O acordo firmado com o proprietário do imóvel previa a manutenção da arte por dois anos. A partir de 2015, portanto, ele estaria livre para removê-la, mas Jack seguiu presente por interesse do dono. Mais recentemente, a pintura passou a motivar investidas frequentes da Secretaria Municipal de Urbanismo. Dimas narra que as notificações chegavam mensalmente e que a opção do edifício foi por arcar com os custos de apagar a obra para dar cabo do problema.
Ao comentar a situação, Celestino Dimas aponta eventual despreparo ou desinteresse por discernir entre arte e propaganda. "Eu acho que foi muito mais um critério de gosto pessoal e a comunidade perde por causa de alguém que por alguma razão encrespou com o negócio. O síndico pagava a multa, no mês seguinte recebia outra notificação. Foi sistemático. É lamentável, deveria ser mais criteriosa essa avaliação", completa.

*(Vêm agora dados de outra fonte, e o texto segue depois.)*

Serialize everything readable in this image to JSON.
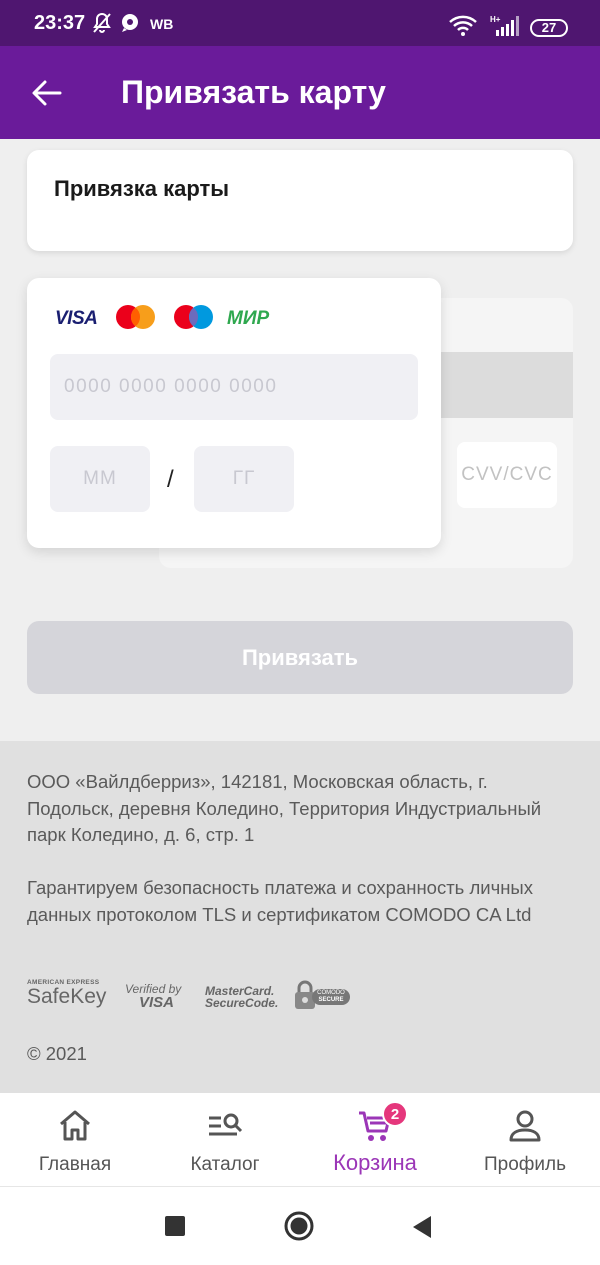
{
  "status_bar": {
    "time": "23:37",
    "carrier": "WB",
    "network": "H+",
    "battery": "27"
  },
  "app_bar": {
    "title": "Привязать карту"
  },
  "card_header": {
    "title": "Привязка карты"
  },
  "card_form": {
    "brands": [
      "VISA",
      "Mastercard",
      "Maestro",
      "МИР"
    ],
    "visa_label": "VISA",
    "mir_label": "МИР",
    "number_placeholder": "0000 0000 0000 0000",
    "month_placeholder": "ММ",
    "year_placeholder": "ГГ",
    "separator": "/",
    "cvv_placeholder": "CVV/CVC"
  },
  "submit_label": "Привязать",
  "footer": {
    "address": "ООО «Вайлдберриз», 142181, Московская область, г. Подольск, деревня Коледино, Территория Индустриальный парк Коледино, д. 6, стр. 1",
    "security": "Гарантируем безопасность платежа и сохранность личных данных протоколом TLS и сертификатом COMODO CA Ltd",
    "badges": {
      "amex_top": "AMERICAN EXPRESS",
      "amex_main": "SafeKey",
      "verified_top": "Verified by",
      "verified_main": "VISA",
      "mc_top": "MasterCard.",
      "mc_main": "SecureCode.",
      "comodo_top": "COMODO",
      "comodo_main": "SECURE"
    },
    "copyright": "© 2021"
  },
  "bottom_nav": {
    "items": [
      {
        "label": "Главная",
        "icon": "home-icon"
      },
      {
        "label": "Каталог",
        "icon": "catalog-search-icon"
      },
      {
        "label": "Корзина",
        "icon": "cart-icon",
        "active": true,
        "badge": "2"
      },
      {
        "label": "Профиль",
        "icon": "profile-icon"
      }
    ]
  },
  "colors": {
    "status_bar": "#4f1670",
    "app_bar": "#6a1b9a",
    "active_nav": "#9b36b7",
    "badge": "#e5377c",
    "button_disabled": "#d5d5da"
  }
}
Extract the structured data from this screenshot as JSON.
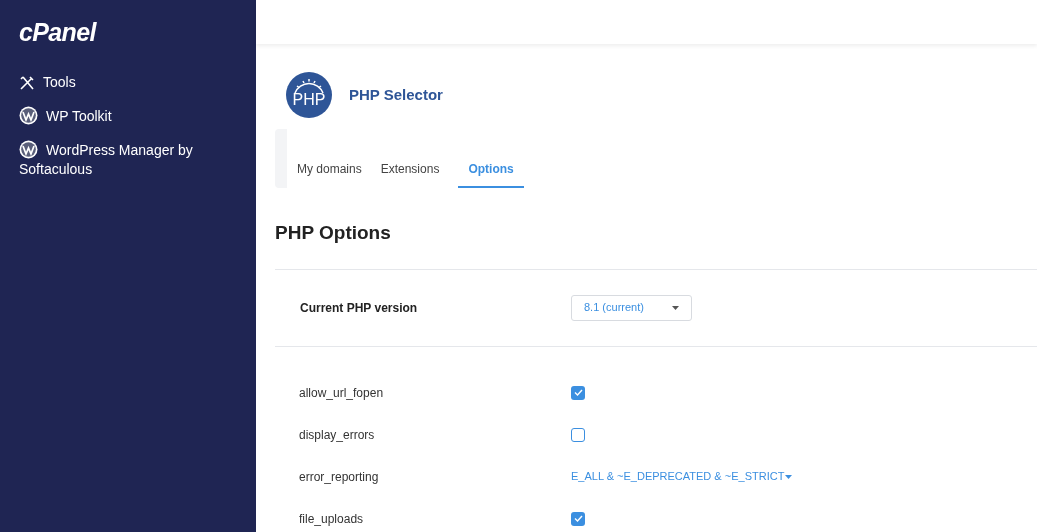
{
  "sidebar": {
    "logo": "cPanel",
    "items": [
      {
        "label": "Tools",
        "kind": "tools"
      },
      {
        "label": "WP Toolkit",
        "kind": "wordpress"
      },
      {
        "label": "WordPress Manager by Softaculous",
        "kind": "wordpress"
      }
    ]
  },
  "header": {
    "title": "PHP Selector",
    "icon_text": "PHP"
  },
  "tabs": [
    {
      "label": "My domains",
      "selected": false
    },
    {
      "label": "Extensions",
      "selected": false
    },
    {
      "label": "Options",
      "selected": true
    }
  ],
  "section_title": "PHP Options",
  "version": {
    "label": "Current PHP version",
    "value": "8.1 (current)"
  },
  "options": [
    {
      "name": "allow_url_fopen",
      "kind": "checkbox",
      "checked": true
    },
    {
      "name": "display_errors",
      "kind": "checkbox",
      "checked": false
    },
    {
      "name": "error_reporting",
      "kind": "select",
      "value": "E_ALL & ~E_DEPRECATED & ~E_STRICT"
    },
    {
      "name": "file_uploads",
      "kind": "checkbox",
      "checked": true
    }
  ]
}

Procurada, a Secretaria de Urbanismo informou que a irregularidade constatada no caso concreto era falta de alvará, que é exigido por lei mesmo em caso de arte realizada com incentivo da prefeitura ou de órgãos como a Fundação Cultural. Sobre isso, o proponente do projeto que resultou nos painéis garante que, à época, todas as exigências foram cumpridas para a execução.
Curiosamente, a ferramenta por meio da qual a licença para a execução de arte urbana é obtida parece colaborar para alguma confusão. Os pedidos desde tipo de autorização em Curitiba passam pelo crivo do Conselho Municipal de Urbanismo e devem ser elaborados em protocolo eletrônico. O passo a passo para tal, no entanto, é o mesmo que está textualmente indicado como sendo para pedidos de "Alvará para instalação de letreiros de publicidade".
HAUS também questionou o Urbanismo municipal sobre outros murais espalhados pela cidade e se há casos semelhantes, que colocariam mais obras a perigo. A informação repassada é de que este tipo de dado não pode ser divulgado.
Nessa esteira, o artista que concebeu o projeto afirma que iniciou contatos com parlamentares e grupos como o núcleo de cultura da Ordem dos Advogados do Brasil (OAB-PR) para sugerir a criação de possíveis mecanismos de defesa e preservação das obras de arte urbana da cidade.
Diferente do extinto Jack, os outros dois murais que integravam o projeto Motion Layers ainda podem ser vistos na cidade. Jamie Foxx na pele do pianista, cantor e soul man Ray Charles (de autoria do artista Leandro Lesak, o Cínico) segue na Marechal Deodoro, entre as ruas Conselheiro Laurindo e a João Negrão, mas hoje está parcialmente encoberto por uma estrutura de estacionamento. Na esquina da Ébano Pereira com a Cândido Lopes, a paisagem é dividida pela fachada da Biblioteca Pública do Paraná e um beijo entre Romy Schneider e Woody Allen em cena do filme "Que é que há, gatinha?" (obra realizada posteriormente por Celestino Dimas de modo independente).